Изменить стиль страницы

Клава взяла ковш. Кирпичи, облитые кипятком, зашипели, и баню окутал бело-молочный клуб пара. Жару больше не было… Из-за печки они разругались: Тихон умудрился ее так сложить, что даже кирпичи, находящиеся под огнем, не прокалялись — после четвертого ковша они чадили, как притушенные костры, дышать было нечем.

— Че, истратил, на себя жар-то, — проговорила Клава, разводя в тазу кипяток. — Только о себе думаешь.

— Иди сюда, родная, иди, — фыркал он с полка. — У меня всегда найдется для тебя место в душе.

— Нужна мне твоя душа… Хоть на полке-то место дай! — Она поставила таз и взобралась на высокий, как тумба, полок.
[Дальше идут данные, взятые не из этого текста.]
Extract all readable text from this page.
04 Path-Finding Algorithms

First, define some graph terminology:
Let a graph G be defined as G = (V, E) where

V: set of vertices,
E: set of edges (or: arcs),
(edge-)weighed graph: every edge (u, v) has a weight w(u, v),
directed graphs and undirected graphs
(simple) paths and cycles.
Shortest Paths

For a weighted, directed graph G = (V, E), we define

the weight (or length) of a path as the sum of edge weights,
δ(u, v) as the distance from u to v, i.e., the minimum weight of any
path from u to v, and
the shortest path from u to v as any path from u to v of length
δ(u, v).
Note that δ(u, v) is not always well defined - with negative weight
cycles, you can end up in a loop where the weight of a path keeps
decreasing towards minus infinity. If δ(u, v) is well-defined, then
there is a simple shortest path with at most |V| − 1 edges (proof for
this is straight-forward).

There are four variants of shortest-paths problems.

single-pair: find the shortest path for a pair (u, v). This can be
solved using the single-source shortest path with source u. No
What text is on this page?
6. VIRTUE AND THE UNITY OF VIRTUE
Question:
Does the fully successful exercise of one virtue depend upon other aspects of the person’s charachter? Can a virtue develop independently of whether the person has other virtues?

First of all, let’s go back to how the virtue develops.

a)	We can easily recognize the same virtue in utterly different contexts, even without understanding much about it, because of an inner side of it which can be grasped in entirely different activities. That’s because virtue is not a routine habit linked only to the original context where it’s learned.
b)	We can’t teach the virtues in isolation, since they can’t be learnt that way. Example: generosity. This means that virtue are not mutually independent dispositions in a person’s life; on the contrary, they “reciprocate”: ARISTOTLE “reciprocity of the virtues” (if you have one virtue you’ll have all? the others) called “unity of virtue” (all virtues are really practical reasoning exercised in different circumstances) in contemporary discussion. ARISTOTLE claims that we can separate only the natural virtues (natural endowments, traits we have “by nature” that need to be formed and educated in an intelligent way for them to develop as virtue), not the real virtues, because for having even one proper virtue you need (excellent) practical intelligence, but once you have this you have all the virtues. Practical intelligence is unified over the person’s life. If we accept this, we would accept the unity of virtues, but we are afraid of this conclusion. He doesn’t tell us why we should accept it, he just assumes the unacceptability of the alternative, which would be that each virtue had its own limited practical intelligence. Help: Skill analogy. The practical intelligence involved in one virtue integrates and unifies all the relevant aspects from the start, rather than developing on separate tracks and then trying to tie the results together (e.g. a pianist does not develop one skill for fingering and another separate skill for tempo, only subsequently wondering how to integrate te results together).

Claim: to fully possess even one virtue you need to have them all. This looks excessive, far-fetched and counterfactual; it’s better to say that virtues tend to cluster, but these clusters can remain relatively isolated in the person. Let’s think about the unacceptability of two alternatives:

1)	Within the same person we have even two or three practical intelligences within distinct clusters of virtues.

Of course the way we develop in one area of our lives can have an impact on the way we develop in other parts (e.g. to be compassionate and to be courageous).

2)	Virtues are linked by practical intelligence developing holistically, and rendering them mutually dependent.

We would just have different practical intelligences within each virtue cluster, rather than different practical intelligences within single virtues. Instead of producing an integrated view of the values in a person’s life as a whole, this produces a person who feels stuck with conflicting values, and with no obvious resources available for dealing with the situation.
На этом полке, чтобы сидеть, надо было согнуться в три погибели. «Кругом одни неудобства. Сколько материалу зря перевел».

Тихон объяснялся с нею уже много раз, признавал свои ошибки: не плотник же, мол, конечно, допустил просчеты, но и эти просчеты удивительны по своему исполнению — все гладко, все ровно, как отшлифованное. Старательным он был мужиком, если уж брался за что-то — делал на совесть. Поэтому негде было споткнуться, тем более занозить палец. Насчет удобств — это уж просчеты в замерах, неточно подогнал, не рассчитал, отсюда — там высоко, здесь низко, и с печью так же: кирпичи остывают быстро… Если бы заново строиться, тогда бы он не допустил ни одной ошибочки. Любой опыт приходит с годами, и не только — необходим беспрерывный трудовой процесс по специальности. «Не в плотники же мне идти! — оправдывался он. — Но если скажешь, то пойду… Лоб расшибу, а сделаю, как ты повелишь».
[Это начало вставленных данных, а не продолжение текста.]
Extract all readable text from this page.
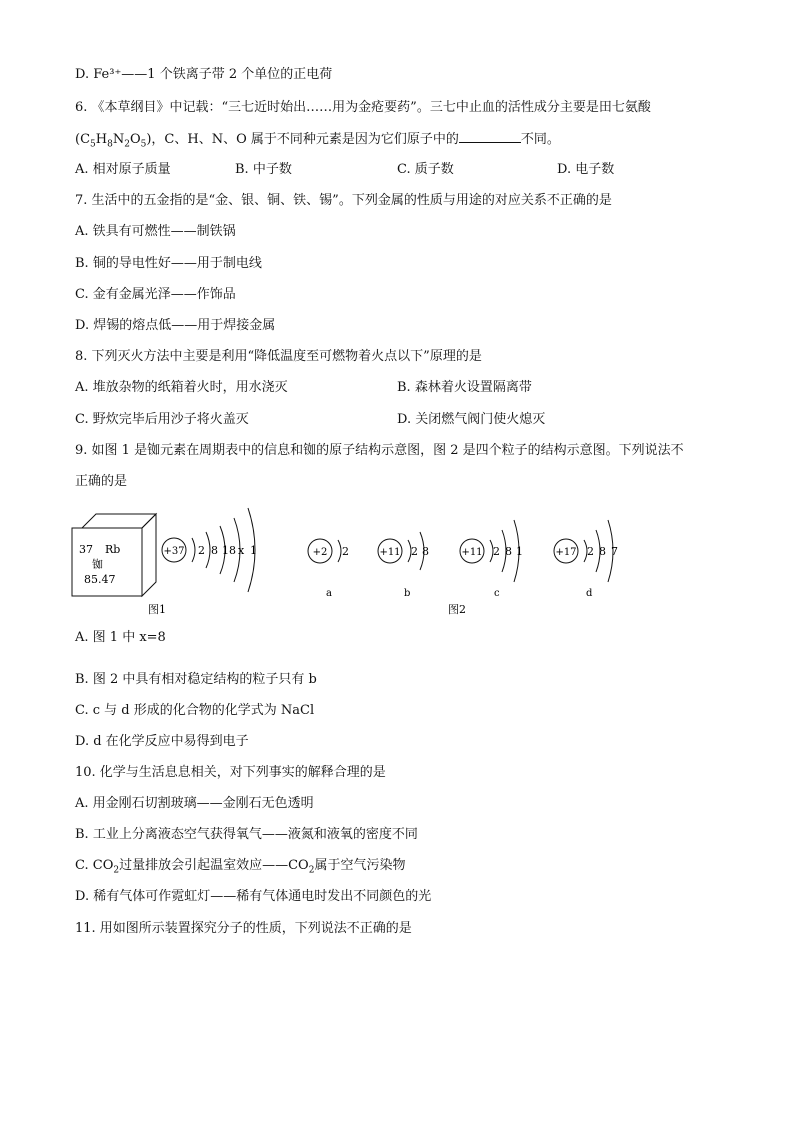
D. Fe³⁺——1 个铁离子带 2 个单位的正电荷
6. 《本草纲目》中记载：“三七近时始出……用为金疮要药”。三七中止血的活性成分主要是田七氨酸
$(C_5H_8N_2O_5)$，C、H、N、O 属于不同种元素是因为它们原子中的	不同。
A. 相对原子质量	B. 中子数	C. 质子数	D. 电子数
7. 生活中的五金指的是“金、银、铜、铁、锡”。下列金属的性质与用途的对应关系不正确的是
A. 铁具有可燃性——制铁锅
B. 铜的导电性好——用于制电线
C. 金有金属光泽——作饰品
D. 焊锡的熔点低——用于焊接金属
8. 下列灭火方法中主要是利用“降低温度至可燃物着火点以下”原理的是
A. 堆放杂物的纸箱着火时，用水浇灭	B. 森林着火设置隔离带
C. 野炊完毕后用沙子将火盖灭	D. 关闭燃气阀门使火熄灭
9. 如图 1 是铷元素在周期表中的信息和铷的原子结构示意图，图 2 是四个粒子的结构示意图。下列说法不
正确的是
37 Rb
铷
85.47
+37 2 8 18 x 1
图1
+2 2
a
+11 2 8
b
+11 2 8 1
c
+17 2 8 7
d
图2
A. 图 1 中 x=8
B. 图 2 中具有相对稳定结构的粒子只有 b
C. c 与 d 形成的化合物的化学式为 NaCl
D. d 在化学反应中易得到电子
10. 化学与生活息息相关，对下列事实的解释合理的是
A. 用金刚石切割玻璃——金刚石无色透明
B. 工业上分离液态空气获得氧气——液氮和液氧的密度不同
C. $CO_2$过量排放会引起温室效应$——CO_2$属于空气污染物
D. 稀有气体可作霓虹灯——稀有气体通电时发出不同颜色的光
11. 用如图所示装置探究分子的性质，下列说法不正确的是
Неудачная баня. Но Клава мылась в ней всегда с большим удовольствием. При тихом, молочном паре, когда он прикипает к отпотевшему оконцу, как иней, хорошо тут плескаться. Люди по-разному смотрят на баню. Слабые не терпят ее, сильные любят и стараются приохотить к ней отпрысков своих. Тихон как раз был из породы сильных, любящих жаркую баньку. Потому он всегда приходил первым и «воровал» первый жар. Клава понимала его и кричать не кричала, если запаздывала минут на десять: пусть бесится, шибздик, выбивает дурь из себя.
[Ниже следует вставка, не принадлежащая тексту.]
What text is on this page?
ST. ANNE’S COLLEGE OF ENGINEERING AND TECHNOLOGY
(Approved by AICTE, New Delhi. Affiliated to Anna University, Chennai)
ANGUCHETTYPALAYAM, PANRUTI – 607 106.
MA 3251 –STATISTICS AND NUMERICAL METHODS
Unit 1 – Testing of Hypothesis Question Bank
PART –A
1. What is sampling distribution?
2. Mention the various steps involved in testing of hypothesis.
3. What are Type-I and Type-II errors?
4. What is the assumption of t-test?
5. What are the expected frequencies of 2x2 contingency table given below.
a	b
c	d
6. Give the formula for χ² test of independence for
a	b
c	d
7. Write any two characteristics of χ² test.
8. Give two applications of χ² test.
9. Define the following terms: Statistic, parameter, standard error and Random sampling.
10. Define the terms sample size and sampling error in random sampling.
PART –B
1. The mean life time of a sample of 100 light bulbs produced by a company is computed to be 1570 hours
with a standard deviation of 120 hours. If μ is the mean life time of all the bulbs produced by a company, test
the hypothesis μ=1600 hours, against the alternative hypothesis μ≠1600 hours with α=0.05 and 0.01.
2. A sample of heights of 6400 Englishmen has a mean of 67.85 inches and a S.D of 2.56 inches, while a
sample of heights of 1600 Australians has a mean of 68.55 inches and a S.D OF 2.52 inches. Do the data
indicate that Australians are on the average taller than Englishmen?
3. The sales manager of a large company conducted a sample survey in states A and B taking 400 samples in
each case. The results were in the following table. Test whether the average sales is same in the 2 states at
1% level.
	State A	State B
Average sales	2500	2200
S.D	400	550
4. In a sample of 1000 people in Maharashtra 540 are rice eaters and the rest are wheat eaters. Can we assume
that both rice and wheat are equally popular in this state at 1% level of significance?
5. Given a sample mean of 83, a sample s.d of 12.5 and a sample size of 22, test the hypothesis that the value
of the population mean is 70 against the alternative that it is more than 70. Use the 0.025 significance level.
На дворе смеркалось. Лампочка, светившая над окном, качалась в тумане, как поплавок на волне.

— Ноги в тазик ставь, — смягчилась Клава. — Вон он, на лавке.

— Ради тебя я не только в тазик — в Туру брошусь, — продолжал дурачиться Тихон. Видимо, крепко влетел в настроение. — Ты только не толкай меня… Я сам.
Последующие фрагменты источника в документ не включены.